Un tel travail d’élaboration et de déclinaison d’un schéma partagé avec les élus englobera évidemment le chantier de la rationalisation des multiples structures intercommunales – syndicats et EPCI –, dont les périmètres ou les compétences se chevauchent encore trop souvent.

Enfin, plusieurs mesures permanentes, distinctes du dispositif temporaire d’achèvement et de rationalisation de la carte intercommunale, permettront d’approfondir l’intercommunalité.

Le présent projet de loi a suscité beaucoup d’inquiétudes.
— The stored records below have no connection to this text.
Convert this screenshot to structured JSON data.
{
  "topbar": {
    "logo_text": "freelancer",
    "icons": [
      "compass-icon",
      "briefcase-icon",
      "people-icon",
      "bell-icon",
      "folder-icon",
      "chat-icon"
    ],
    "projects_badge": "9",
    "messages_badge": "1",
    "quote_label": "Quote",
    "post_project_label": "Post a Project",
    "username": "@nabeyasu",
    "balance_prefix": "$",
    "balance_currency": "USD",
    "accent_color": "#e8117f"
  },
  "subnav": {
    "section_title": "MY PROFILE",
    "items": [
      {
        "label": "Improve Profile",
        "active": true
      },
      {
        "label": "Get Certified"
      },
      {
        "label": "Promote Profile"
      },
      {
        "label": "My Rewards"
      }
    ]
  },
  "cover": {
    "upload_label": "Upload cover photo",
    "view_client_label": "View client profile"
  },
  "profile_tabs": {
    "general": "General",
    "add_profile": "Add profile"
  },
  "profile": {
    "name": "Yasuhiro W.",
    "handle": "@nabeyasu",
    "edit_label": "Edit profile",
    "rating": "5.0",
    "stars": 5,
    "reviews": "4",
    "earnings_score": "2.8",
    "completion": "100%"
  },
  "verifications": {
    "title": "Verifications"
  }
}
Fallait-il supprimer tel ou tel échelon, le remplacer par un autre ? En tout cas, le Gouvernement semble ouvert à la discussion sur la question du mode d’élection des nouveaux conseillers territoriaux. Ce qui est certain, c’est que nous ne pouvions plus rester sans rien faire !

Certes, il aurait été possible d’aller plus loin et d’avoir encore plus d’ambition, notamment s’agissant des métropoles. Mais il est aussi un principe de réalité : il faut que les objectifs de ce texte puissent être largement partagés. Le projet de loi qui nous est soumis aujourd'hui répond bien à cette exigence.

Oui, ce texte est fondamental pour moderniser l’organisation territoriale de notre pays ! Il a sans doute un caractère historique, et s’inscrit dans la droite ligne d’un processus engagé par François Mitterrand, poursuivi par le gouvernement de Jean-Pierre Raffarin et porté par le Président Sarkozy. Il permettra de renforcer la décentralisation et les libertés locales en France : c'est la raison pour laquelle je le voterai.